Eisschwund: Das größte Schelfeis der Erde schmilzt stärker als bisher gedacht. Im antarktischen Ross-Schelfeis liegen die Abtauraten nahe der Eisfront gut 20-fach höher als es Satellitenmessungen zuvor nahelegten, wie nun eine Studie enthüllt. Ursache dafür ist nicht warmes Tiefenwasser, sondern ein Einstrom von sonnenerwärmtem Oberflächenwasser aus einem eisfreien Meeresgebiet direkt vor dem Schelfeis, wie die Forscher im Fachmagazin „Nature Geoscience“ berichten.
Die großen Schelfeisflächen sind wichtige Bremser für die großen Eisströme der Antarktis. Wie ein Riegel liegen sie in den Buchten des eisigen Kontinents und verlangsamen so den Fluss der Gletscher ins Meer. Doch diese eisigen Bremsen schwinden. Vom Larsen-C-Schelfeis brach 2018 einer der größten jemals beobachteten Eisberge ab und beim zweitgrößten Schelfeis der Antarktis, dem Filchner-Ronne-Schelfeis, hat warmes Tiefenwasser bereits gewaltige Kanäle in die Eisunterseite geschmolzen.
Blick unter das größte Schelfeis der Erde
Als weitgehend stabil galt dagegen bisher das Ross-Eisschelf – mit gut 500.000 Quadratkilometern Fläche macht es 32 Prozent des gesamten antarktischen Schelfeises aus und ist das größte Schelfeis der Erde. „Satellitenaufnahmen deuten auf relativ geringe mittlere Abtautraten von 0,07 bis 0,11 Meter pro Jahr für das gesamte Schelfeis hin“, berichten Craig Stewart vom National Institute of Water and Atmospheric Research in Neuseeland und sein Team.

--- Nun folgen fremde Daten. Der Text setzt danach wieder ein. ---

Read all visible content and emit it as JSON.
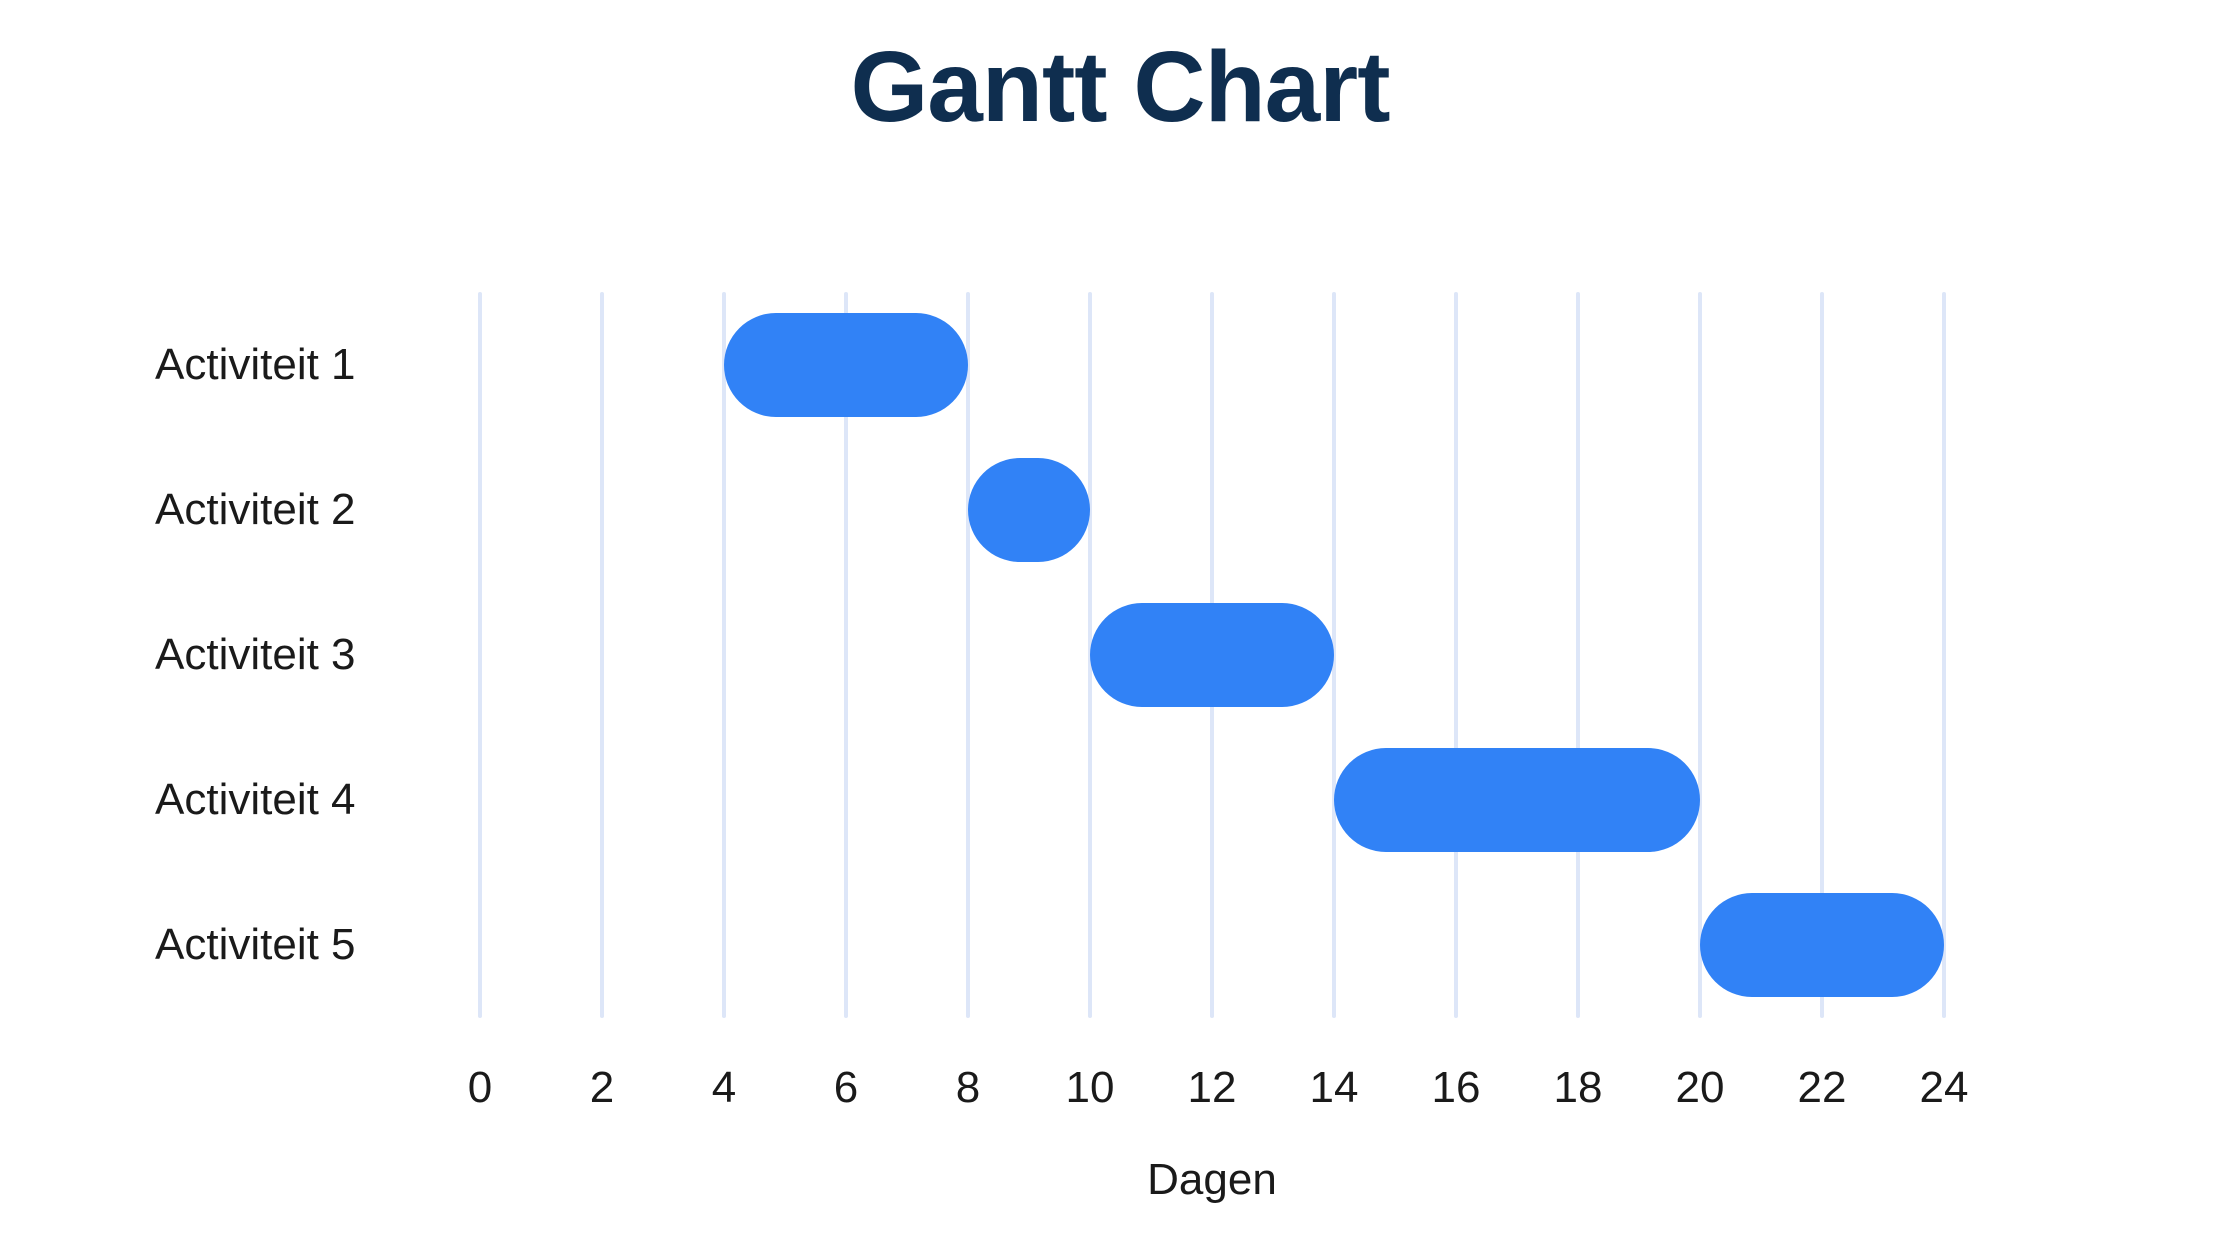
{
  "chart_data": {
    "type": "bar",
    "variant": "gantt",
    "title": "Gantt Chart",
    "xlabel": "Dagen",
    "xlim": [
      0,
      24
    ],
    "x_ticks": [
      0,
      2,
      4,
      6,
      8,
      10,
      12,
      14,
      16,
      18,
      20,
      22,
      24
    ],
    "grid": "vertical",
    "legend": "none",
    "categories": [
      "Activiteit 1",
      "Activiteit 2",
      "Activiteit 3",
      "Activiteit 4",
      "Activiteit 5"
    ],
    "tasks": [
      {
        "label": "Activiteit 1",
        "start": 4,
        "end": 8,
        "duration": 4
      },
      {
        "label": "Activiteit 2",
        "start": 8,
        "end": 10,
        "duration": 2
      },
      {
        "label": "Activiteit 3",
        "start": 10,
        "end": 14,
        "duration": 4
      },
      {
        "label": "Activiteit 4",
        "start": 14,
        "end": 20,
        "duration": 6
      },
      {
        "label": "Activiteit 5",
        "start": 20,
        "end": 24,
        "duration": 4
      }
    ],
    "colors": {
      "bar": "#3182f6",
      "gridline": "#dde6f8",
      "title": "#0f2e4f",
      "text": "#1a1a1a",
      "background": "#ffffff"
    }
  }
}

Doch diese Daten zeigen nur einen Teil der Wahrheit, wie nun neue Messungen enthüllen. Stewart und sein Team hatten für ihre Studie den Nordwesten des Ross-Schelfeises nahe der Ross-Insel ein Jahr lang mithilfe von Radarschlitten und vier Jahre lang mit unter dem Eis am Meeresgrund befestigten Temperatursensoren und Radarinstrumenten überwacht.